Abstract 15019: Relation Between Fibrous Cap Thickness and No Reflow Phenomenon in Patients with Acute Myocardial Infarction
Background: No reflow phenomenon after percutaneous coronary intervention (PCI) has been shown to lead to poorer outcome in patients with acute myocardial infarction (AMI). Recent studies have reported about possible causes of this phenomenon, such as distal embolization of thrombus and plaque contents. Little is known about the surface morphologies of culprit coronary artery in AMI and it is still difficult to predict no reflow phenomenon. We assessed the hypothesis that released substances from easily ruptured plaque due to PCI might play a role for no reflow phenomenon in AMI.

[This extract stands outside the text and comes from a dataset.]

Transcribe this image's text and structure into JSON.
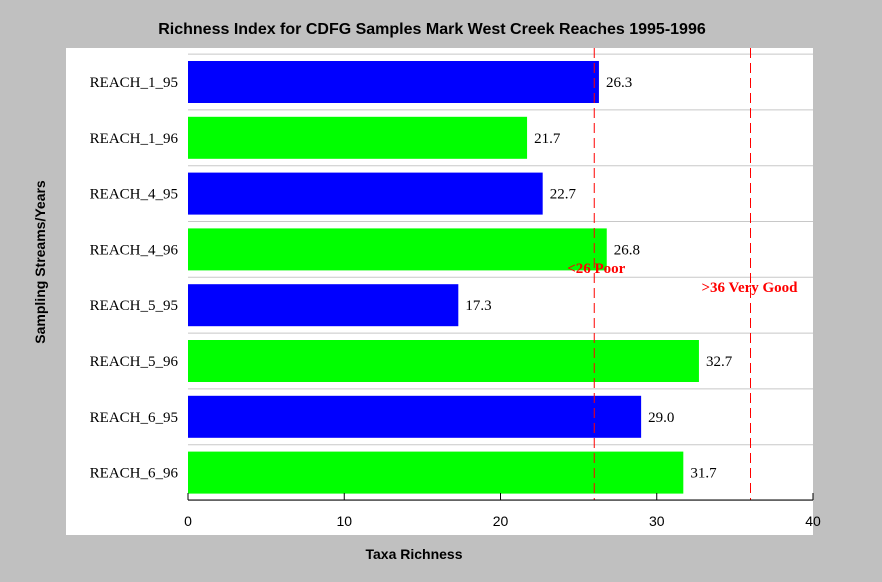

Objectives: The aim of this study is to investigate the predictor of no reflow phenomenon using optical coherence tomography (OCT) as well as intravascular ultrasound (IVUS).
Methods: 45 patients with AMI, who underwent OCT and IVUS before primary PCI were included. No reflow phenomenon was defined using coronary angiography as decrease in TIMI flow grade without mechanical coronary obstruction. Fibrous cap thickness was measured by OCT, and plaque characteristics were determined using previously validated criteria. Arterial remodeling and attenuated plaque were assessed by IVUS.
Results: No reflow phenomenon occurred in 7 cases (group 1), and was not found in 38 cases (group 2). Fibrous cap thickness of group 1 was smaller (45.7±19.5 micrometer in group 1, 69.0±55.4 micrometer in group 2, p=0.0076), positive remodeling was more frequent (85.7% in group 1, 39.3% in group 2, p=0.028). Frequency of attenuated plaque, plasma C-reactive protein level, lipid profile, number of diseased vessels and stent size were not different significantly between two groups. Multiple logistic regression analysis indicated that thin-cap fibroatheroma was the strongest predictor of no reflow phenomenon (odds ratio 2.76, 95% confidence interval; 1.56 to 160.51; p=0.0196), and that neither attenuated plaque (p=0.7208) nor positive remodeling (p=0.1202) was significant predictors.
Conclusions: No reflow phenomenon increased in cases presenting thin-cap fibroatheroma. OCT highly predicted no reflow phenomenon, suggesting that OCT is useful for predicting no reflow phenomenon in primary PCI in AMI.
- © 2011 by American Heart Association, Inc.